Now, go back to my problem. The book states that this problem is not well-posed and gives an example such that $$ \frac{1}{n^2} e^{n\epsilon y}\sin(nx) $$ But I failed to see why this example give me the contradiction...
Any help is really welcome!
My understanding of "well-posed" matches the items (1), (2), (3) you gave. Note that (3) is vague in that "continuously" is not specified. One of many possible interpretations of (3) is: evaluating the solution at any fixed point $(x_0,y_0)$ gives a continuous functional on the initial data with respect to the uniform norm. [One can also ask for the whole solution $u(x,y)$ to depend continuously in the uniform norm, which is more demanding.]
Let's take $$f(x) = \frac{1}{n} \cos(nx), \qquad g(x) = 0 $$ as initial data for this problem. Observe that both $f$ and $g$ converge to $0$ uniformly. On the other hand, the solution is
$$u(x,y) = \frac{1}{n} \cos(nx)\cosh (ny )$$ Hence $u(0,1) = \frac{1}{n} \cosh n\to\infty$ as $n\to\infty$.

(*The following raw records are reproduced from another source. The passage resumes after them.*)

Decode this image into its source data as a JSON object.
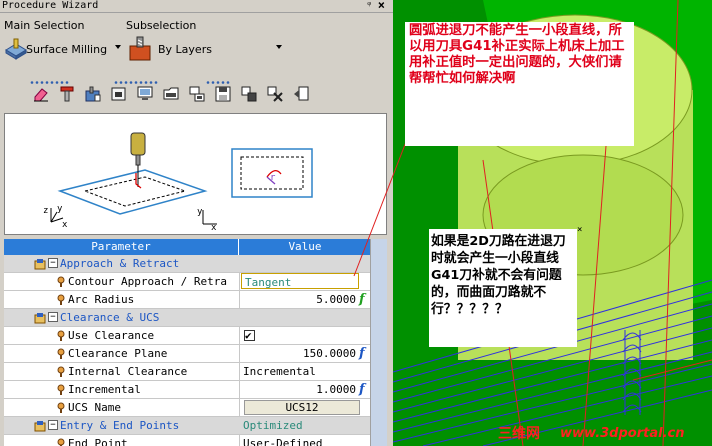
{
  "window": {
    "title": "Procedure Wizard",
    "pin": "ᵠ",
    "close": "×"
  },
  "selection": {
    "main_label": "Main Selection",
    "main_value": "Surface Milling",
    "sub_label": "Subselection",
    "sub_value": "By Layers"
  },
  "toolbar": {
    "icons": [
      "eraser-icon",
      "tool-icon",
      "stock-icon",
      "machine-icon",
      "monitor-icon",
      "folder-icon",
      "network-icon",
      "save-icon",
      "settings-icon",
      "tools-icon",
      "export-icon"
    ]
  },
  "preview": {
    "axis_z": "z",
    "axis_y": "y",
    "axis_x": "x",
    "axis2_y": "y",
    "axis2_x": "x",
    "radius_label": "r"
  },
  "grid": {
    "col_param": "Parameter",
    "col_value": "Value",
    "rows": [
      {
        "kind": "group",
        "name": "Approach & Retract",
        "value": ""
      },
      {
        "kind": "item",
        "name": "Contour Approach / Retra",
        "value": "Tangent"
      },
      {
        "kind": "item",
        "name": "Arc Radius",
        "value": "5.0000",
        "formula": "f"
      },
      {
        "kind": "group",
        "name": "Clearance & UCS",
        "value": ""
      },
      {
        "kind": "item",
        "name": "Use Clearance",
        "value": "✔"
      },
      {
        "kind": "item",
        "name": "Clearance Plane",
        "value": "150.0000",
        "formula": "f"
      },
      {
        "kind": "item",
        "name": "Internal Clearance",
        "value": "Incremental"
      },
      {
        "kind": "item",
        "name": "Incremental",
        "value": "1.0000",
        "formula": "f"
      },
      {
        "kind": "item",
        "name": "UCS Name",
        "value": "UCS12"
      },
      {
        "kind": "group",
        "name": "Entry & End Points",
        "value": "Optimized"
      },
      {
        "kind": "item",
        "name": "End Point",
        "value": "User-Defined"
      }
    ]
  },
  "notes": {
    "note1": "圆弧进退刀不能产生一小段直线，所以用刀具G41补正实际上机床上加工用补正值时一定出问题的，大侠们请帮帮忙如何解决啊",
    "note2": "如果是2D刀路在进退刀时就会产生一小段直线G41刀补就不会有问题的，而曲面刀路就不行？？？？？"
  },
  "watermark": {
    "cn": "三维网",
    "url": "www.3dportal.cn"
  },
  "colors": {
    "header_blue": "#2b7cd8",
    "group_text": "#1c56c4",
    "viewport_green": "#00b400",
    "note_red": "#e0001a"
  }
}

Note that $1/n$ could be replaced by any other negative power of $n$ here.
The example $\frac{1}{n^2} e^{n\epsilon y}\sin(nx)$ works similarly: both $u(x,0)$ and $u_y(x,0)$ tend to $0$ uniformly.
It is also true that existence fails for this problem, but to give an example of that is a bit more difficult. Here is one: $$f(x) = \sum_{n=1}^\infty e^{-n} \cos(nx), \qquad g(x) = 0 $$ The solution is $$u(x,y) = \sum_{n=1}^\infty e^{-n} \cos(nx)\cosh ny$$ which is a harmonic function for $0<y<1$... but it has serious issues at $y=1$ and beyond.